Die wichtige Rolle des Immunsystems erklärt auch, warum allein schon Verbesserungen des Lebensstandards und der Ernährungslage in einem Land die Tuberkulose-Fallzahlen senken können. Denn alles, was das Immunsystem schwächt – etwa Mangelernährung und schlechte hygienische Bedingungen –, begünstigt den Ausbruch der Erkrankung. Infektiös sind nur tatsächlich Erkrankte. Bricht die Krankheit nur bei wenigen Leuten aus, senkt das die Zahlen weiter.
In Afrika wiederum geht die hohe Zahl an Tuberkulose-Erkrankten oft Hand in Hand mit der hohen Verbreitung von AIDS. Das HI-Virus schwächt bekanntlich auch das Immunsystem.
Wie infektiös ist Tuberkulose? „Nicht so infektiös wie das Coronavirus SARS-CoV2“, sagt Lamprecht. Im Freien gehe die Ansteckungsgefahr „gegen null“. In geschlossenen Räumen brauche es einen zumindest mehrstündigen gemeinsamen Aufenthalt für eine Infektion. Als Infektionskrankheit ist sie aber auf jeden Fall meldepflichtig. Wie bei Covid werden Betroffene behördlich abgesondert, solange sie infektiös sind. Gleichzeitig beginnt die Suche nach Kontaktpersonen und deren Untersuchung auf eine allfällige Ansteckung. Anzeichen für eine Erkrankung sind Husten, ungewollte Gewichtsabnahme, Müdigkeit, leichtes Fieber oder Nachtschweiß.
Bis 2050 soll Tuberkulose verschwunden sein. Das ist illusorisch.
Die Pocken gelten seit 1977 weltweit als ausgerottet, im Kampf gegen Kinderlähmung (Polio) gibt es große Fortschritte. Auch für die Tuberkulose hatte sich die Weltgesundheitsorganisation ein Ziel gesetzt: Bis 2050 sollte TBC eliminiert sein.

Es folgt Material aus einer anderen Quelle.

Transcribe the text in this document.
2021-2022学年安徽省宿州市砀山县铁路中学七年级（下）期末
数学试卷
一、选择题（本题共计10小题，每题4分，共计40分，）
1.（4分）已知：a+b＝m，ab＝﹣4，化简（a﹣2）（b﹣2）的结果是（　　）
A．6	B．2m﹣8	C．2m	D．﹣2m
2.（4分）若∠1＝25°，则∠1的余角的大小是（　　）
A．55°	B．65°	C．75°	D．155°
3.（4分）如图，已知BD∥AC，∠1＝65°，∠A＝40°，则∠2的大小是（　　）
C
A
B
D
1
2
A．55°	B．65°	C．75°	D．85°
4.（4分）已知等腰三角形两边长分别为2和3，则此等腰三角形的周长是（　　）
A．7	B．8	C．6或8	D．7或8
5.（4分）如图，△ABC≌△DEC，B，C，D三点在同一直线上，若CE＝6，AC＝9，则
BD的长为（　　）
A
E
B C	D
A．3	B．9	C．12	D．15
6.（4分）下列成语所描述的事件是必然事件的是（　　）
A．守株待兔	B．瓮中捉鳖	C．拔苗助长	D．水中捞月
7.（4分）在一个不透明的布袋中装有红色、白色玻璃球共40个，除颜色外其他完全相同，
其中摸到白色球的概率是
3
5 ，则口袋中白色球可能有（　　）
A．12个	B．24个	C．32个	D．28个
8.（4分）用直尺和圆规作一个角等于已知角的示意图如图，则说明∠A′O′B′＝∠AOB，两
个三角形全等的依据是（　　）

Professor Lamprecht glaubt nicht, dass dieses Ziel erreicht wird. „Eine komplette Auslöschung halte ich nicht für wahrscheinlich.“ Die Pocken wurden durch ein konsequentes Impfprogramm eliminiert. Auch bei der Kinderlähmung ist es eine Impfung, die die Krankheit weltweit stark eingeschränkt hat. Gegen Tuberkulose gibt es mit dem Mykobakterien-Impfstamm Bacillus Calmette-Guérin (BCG) ebenfalls eine Impfung. Doch anders als die Polio- und Pocken- Impfung erwies sich diese nicht als ausreichend wirksam – und wurde aufgegeben.
„Gleichzeitig hat man gesehen, dass man die Erkrankung im Falle eines Ausbruchs mit Medikamenten ganz gut behandeln kann“, sagt Lamprecht. „Damit wird man allerdings keine Elimination schaffen, weil es immer wieder Regionen in der Welt geben wird, wo die Risikosituation anders als bei uns hoch ist und verstärkt Infektionen auftreten.“
Das Best-Case-Szenario – ein Verschwinden der Krankheit – scheint also illusorisch. Was ist das Worst- Case-Szenario? „Dass sich noch mehr Stämme des Erregers entwickeln, die mit den Standard-Medikamenten schwer behandelbar sind“, sagt Lamprecht. Normalerweise lasse sich Tuberkulose mit einer medikamentösen Kombinationstherapie innerhalb von sechs Monaten gut auskurieren.
Dabei werden in den ersten beiden Monaten vier Antibiotika (Isoniazid, Rifampicin, Ethambutol, Pyrazinamid) verabreicht, in den nächsten vier Monaten zumindest zwei dieser Medikamente (Isoniazid, Rifampicin). Als Reservemedikament bei Unverträglichkeiten steht noch das 1944 entwickelte Streptomycin zur Verfügung. Die
se herkömmliche Form der Tuberkulose beträfe 80 bis 90 Prozent der Fälle in Österreich, sagt Lamprecht. Doch längst haben sich multiresistente (MDR) und extremresistente (XDR) Erregerstämme gebildet, die die restlichen zehn bis 20 Prozent ausmachen.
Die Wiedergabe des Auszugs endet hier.